Sizemore Comments on the Iran Standoff

By The Sizemore Letter

Charles Sizemore gave his thoughts on the unfolding crisis in the Straits of Hormuz to the Wall Street Journal’s Quentin Fottrell:

The “Iran issue” is one of about four macro risks that concerns me in 2012, the other three being a disorderly default by Greece or another Eurozone country, a greater than expected slowing in China and the final coming of the long-awaited Japanese debt and currency crisis.  Of all of these risks, I consider Iran to be the least scary.

Iran is holding the potential closure of the Straits of Hormuz over the heads Western consumer countries and Gulf producer countries like the proverbial sword of Damocles. Closure of the Straits would send the price of crude sharply higher at a time when the West can hardly afford it.

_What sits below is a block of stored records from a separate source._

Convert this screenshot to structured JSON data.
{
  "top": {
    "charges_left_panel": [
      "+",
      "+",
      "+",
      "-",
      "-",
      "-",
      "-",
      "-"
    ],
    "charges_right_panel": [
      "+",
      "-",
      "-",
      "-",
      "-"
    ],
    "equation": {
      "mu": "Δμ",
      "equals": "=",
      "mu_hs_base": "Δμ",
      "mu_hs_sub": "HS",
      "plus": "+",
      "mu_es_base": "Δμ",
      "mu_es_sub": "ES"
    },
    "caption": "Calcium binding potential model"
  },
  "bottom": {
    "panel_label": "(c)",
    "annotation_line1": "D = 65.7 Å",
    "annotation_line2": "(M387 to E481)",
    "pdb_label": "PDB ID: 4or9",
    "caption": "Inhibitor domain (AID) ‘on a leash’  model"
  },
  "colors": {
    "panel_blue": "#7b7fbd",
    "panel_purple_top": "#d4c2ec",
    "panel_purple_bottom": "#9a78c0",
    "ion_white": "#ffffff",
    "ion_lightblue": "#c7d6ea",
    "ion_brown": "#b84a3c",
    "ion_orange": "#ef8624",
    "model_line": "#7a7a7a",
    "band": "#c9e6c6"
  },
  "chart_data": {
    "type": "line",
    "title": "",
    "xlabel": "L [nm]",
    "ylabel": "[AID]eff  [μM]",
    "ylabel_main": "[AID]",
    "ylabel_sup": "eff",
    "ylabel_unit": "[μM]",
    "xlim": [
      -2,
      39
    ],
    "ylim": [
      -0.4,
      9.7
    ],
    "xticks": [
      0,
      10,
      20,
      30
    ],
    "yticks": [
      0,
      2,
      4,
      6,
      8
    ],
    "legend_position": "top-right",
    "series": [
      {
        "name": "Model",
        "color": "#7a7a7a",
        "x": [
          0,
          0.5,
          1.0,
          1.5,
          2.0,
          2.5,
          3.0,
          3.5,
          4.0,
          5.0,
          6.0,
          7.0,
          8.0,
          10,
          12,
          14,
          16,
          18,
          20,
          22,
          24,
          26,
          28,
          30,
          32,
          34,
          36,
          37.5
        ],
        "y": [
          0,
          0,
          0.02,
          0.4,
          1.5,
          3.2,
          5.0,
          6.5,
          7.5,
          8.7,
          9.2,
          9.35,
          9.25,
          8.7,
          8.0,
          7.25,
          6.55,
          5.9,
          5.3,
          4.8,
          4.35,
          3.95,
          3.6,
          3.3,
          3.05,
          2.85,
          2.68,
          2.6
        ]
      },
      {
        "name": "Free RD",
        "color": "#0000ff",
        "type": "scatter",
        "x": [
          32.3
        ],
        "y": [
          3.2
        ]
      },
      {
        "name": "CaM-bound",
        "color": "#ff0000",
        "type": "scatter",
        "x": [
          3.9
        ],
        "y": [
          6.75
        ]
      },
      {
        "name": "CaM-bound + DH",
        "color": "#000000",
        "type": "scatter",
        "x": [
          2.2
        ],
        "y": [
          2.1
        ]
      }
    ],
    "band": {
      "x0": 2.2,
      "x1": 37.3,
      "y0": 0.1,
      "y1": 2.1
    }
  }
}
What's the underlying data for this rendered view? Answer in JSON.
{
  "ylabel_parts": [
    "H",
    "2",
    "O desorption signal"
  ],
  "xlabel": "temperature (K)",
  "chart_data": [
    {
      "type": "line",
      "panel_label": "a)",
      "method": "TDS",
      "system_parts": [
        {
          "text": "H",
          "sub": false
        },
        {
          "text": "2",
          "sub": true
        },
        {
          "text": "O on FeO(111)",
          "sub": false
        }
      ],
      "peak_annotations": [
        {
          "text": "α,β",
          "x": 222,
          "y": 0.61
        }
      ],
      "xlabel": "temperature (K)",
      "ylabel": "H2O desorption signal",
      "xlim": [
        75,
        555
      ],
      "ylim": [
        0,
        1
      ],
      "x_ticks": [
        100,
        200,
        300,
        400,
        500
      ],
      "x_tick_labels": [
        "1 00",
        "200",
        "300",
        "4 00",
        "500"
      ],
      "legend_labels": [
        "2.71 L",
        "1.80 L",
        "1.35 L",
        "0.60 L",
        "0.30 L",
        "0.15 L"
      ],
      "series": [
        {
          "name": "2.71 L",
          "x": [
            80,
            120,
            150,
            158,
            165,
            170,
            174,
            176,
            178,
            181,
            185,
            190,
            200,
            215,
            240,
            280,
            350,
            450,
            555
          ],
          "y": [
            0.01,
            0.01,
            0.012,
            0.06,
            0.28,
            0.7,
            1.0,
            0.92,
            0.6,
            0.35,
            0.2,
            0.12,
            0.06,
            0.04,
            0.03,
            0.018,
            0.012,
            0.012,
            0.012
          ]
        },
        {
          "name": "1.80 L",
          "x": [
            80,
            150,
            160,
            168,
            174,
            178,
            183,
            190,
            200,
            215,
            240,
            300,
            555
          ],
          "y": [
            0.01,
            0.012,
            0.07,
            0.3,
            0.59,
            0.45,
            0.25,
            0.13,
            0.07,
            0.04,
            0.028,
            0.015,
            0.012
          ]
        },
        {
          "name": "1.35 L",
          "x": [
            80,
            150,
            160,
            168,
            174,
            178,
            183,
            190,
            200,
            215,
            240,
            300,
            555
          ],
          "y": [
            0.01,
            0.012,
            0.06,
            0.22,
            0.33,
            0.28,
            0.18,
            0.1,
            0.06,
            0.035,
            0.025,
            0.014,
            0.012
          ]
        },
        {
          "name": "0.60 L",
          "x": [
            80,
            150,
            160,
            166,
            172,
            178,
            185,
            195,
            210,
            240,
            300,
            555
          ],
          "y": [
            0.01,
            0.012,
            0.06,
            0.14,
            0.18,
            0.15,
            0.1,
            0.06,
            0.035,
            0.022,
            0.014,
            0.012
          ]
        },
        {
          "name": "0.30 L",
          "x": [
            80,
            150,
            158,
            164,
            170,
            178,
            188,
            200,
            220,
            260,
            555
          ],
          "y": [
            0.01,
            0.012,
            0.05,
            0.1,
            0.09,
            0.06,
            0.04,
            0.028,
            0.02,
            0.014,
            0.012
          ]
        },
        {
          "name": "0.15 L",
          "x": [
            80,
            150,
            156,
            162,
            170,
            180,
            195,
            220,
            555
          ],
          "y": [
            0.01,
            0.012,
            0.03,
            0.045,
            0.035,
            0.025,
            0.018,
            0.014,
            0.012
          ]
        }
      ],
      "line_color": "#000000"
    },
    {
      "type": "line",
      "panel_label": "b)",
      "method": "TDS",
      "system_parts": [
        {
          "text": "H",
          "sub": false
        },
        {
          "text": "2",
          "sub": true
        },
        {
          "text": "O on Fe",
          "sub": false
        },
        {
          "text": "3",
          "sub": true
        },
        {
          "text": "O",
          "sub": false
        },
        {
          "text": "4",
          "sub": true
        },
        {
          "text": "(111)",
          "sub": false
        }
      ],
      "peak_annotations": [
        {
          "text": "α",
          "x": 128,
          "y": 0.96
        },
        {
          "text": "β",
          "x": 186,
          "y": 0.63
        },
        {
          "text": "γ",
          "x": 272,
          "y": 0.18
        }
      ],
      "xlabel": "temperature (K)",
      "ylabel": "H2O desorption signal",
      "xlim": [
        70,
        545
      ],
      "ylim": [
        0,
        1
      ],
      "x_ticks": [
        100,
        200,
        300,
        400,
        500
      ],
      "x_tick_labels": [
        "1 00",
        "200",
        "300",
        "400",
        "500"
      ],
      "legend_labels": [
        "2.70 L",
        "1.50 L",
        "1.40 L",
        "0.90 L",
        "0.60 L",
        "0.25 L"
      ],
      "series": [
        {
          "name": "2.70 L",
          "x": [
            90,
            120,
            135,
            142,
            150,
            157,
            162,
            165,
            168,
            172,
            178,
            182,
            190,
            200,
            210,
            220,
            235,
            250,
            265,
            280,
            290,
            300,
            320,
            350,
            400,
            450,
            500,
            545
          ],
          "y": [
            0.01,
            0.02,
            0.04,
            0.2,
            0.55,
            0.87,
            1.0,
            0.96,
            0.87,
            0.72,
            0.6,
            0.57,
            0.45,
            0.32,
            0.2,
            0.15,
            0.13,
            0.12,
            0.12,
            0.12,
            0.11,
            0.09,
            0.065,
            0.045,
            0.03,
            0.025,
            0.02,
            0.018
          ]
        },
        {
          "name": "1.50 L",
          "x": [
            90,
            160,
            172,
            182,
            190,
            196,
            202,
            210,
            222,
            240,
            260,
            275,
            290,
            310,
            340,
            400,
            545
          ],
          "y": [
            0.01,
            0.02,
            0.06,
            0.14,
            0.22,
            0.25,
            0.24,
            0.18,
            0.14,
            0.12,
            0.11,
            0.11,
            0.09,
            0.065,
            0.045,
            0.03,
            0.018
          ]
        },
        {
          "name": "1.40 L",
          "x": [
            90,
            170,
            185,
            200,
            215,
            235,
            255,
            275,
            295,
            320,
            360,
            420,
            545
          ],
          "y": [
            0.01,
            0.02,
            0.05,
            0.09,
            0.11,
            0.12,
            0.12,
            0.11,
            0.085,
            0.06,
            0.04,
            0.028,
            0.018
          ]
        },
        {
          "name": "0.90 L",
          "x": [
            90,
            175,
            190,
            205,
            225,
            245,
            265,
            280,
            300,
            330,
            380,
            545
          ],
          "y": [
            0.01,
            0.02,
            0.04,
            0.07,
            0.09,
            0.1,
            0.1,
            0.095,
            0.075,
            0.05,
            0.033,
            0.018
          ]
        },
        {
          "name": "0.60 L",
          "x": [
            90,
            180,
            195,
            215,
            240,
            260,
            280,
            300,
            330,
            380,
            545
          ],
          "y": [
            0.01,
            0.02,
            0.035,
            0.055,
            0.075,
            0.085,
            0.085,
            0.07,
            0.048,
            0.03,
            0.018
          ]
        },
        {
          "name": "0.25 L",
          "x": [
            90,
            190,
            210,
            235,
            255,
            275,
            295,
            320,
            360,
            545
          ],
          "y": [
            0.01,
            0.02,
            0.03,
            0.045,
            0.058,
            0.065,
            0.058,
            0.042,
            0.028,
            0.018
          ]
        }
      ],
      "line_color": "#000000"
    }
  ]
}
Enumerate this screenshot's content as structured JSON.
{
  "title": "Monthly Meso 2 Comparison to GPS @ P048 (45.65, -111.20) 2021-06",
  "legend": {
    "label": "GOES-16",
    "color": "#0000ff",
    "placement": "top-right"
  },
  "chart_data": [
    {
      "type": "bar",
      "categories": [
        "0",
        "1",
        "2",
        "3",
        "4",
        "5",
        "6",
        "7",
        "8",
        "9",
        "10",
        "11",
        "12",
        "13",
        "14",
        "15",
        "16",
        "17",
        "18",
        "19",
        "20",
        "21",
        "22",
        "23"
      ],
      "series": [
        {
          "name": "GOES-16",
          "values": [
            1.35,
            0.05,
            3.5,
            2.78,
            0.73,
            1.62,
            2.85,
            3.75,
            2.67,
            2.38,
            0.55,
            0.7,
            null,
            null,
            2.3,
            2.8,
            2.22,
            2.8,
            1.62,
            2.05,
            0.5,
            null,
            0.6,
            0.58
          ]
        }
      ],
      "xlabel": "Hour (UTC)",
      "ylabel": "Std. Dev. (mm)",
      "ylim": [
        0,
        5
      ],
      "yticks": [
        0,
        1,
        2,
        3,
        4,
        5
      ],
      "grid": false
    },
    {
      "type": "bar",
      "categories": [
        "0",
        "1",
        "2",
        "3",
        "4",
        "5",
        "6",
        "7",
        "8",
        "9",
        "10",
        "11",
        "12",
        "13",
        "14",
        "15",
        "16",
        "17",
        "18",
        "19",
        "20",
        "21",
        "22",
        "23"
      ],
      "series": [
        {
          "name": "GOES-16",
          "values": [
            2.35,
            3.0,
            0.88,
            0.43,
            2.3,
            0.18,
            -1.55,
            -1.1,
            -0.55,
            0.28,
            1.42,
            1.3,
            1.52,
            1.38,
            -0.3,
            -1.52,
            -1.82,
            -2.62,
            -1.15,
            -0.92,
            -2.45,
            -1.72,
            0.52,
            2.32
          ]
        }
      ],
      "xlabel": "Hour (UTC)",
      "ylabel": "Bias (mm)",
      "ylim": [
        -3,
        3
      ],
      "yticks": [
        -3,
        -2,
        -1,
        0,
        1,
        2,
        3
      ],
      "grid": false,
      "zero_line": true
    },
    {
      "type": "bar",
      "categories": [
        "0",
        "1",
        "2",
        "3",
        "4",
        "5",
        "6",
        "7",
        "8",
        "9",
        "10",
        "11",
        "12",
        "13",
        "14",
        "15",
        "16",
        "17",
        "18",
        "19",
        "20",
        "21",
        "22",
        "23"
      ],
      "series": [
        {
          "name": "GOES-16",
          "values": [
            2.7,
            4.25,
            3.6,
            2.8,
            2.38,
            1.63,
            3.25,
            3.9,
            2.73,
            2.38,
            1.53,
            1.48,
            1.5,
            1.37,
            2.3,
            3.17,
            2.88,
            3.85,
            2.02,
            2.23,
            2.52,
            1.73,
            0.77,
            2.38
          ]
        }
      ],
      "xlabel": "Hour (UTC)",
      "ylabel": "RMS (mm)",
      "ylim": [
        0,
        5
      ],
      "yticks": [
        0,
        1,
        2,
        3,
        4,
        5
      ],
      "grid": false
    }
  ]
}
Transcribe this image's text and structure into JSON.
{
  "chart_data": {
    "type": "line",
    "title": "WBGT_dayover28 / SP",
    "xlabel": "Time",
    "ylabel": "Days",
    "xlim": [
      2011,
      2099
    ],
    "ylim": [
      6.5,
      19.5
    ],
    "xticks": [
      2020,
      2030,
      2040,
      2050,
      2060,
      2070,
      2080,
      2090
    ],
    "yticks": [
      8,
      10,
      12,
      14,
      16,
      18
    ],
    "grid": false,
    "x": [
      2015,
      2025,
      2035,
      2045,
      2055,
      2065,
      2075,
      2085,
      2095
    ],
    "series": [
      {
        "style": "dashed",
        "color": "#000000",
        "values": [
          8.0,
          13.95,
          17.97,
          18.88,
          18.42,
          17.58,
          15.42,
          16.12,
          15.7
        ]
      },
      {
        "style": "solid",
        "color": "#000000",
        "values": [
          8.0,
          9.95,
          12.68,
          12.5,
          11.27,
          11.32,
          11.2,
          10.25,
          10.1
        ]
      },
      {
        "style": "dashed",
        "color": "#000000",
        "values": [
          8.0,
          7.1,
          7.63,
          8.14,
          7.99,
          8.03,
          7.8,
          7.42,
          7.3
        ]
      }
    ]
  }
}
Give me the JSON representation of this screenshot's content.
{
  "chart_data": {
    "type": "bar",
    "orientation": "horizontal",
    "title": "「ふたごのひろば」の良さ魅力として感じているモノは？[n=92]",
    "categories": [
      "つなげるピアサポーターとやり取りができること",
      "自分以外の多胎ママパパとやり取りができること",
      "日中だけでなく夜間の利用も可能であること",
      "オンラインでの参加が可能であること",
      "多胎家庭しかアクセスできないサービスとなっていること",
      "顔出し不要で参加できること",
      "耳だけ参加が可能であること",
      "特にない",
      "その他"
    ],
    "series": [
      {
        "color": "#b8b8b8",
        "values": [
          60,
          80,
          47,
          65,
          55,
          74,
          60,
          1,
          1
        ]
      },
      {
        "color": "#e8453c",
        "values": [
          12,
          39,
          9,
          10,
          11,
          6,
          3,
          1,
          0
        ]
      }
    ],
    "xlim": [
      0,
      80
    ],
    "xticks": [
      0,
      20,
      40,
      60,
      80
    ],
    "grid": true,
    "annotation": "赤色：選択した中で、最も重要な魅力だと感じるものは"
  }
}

Prices are probably  already high enough to push a few countries over the edge into recession.

These effects should be relatively short-term, however. A blockade is an act of war, and the Straits would be opened by force within a matter of weeks. Rather than risk this, Iran is choosing a less lethal way to raise the stakes by threatening to cut off exports to Europe preemptively before the European oil sanctions go into effect.

Bottom line: If the Iran situation escalates into actual violence, expect a deep short-term correction in the stock market and sharply higher prices at the pump.  But if this happens, use it as a buying opportunity because the effects should not last for long.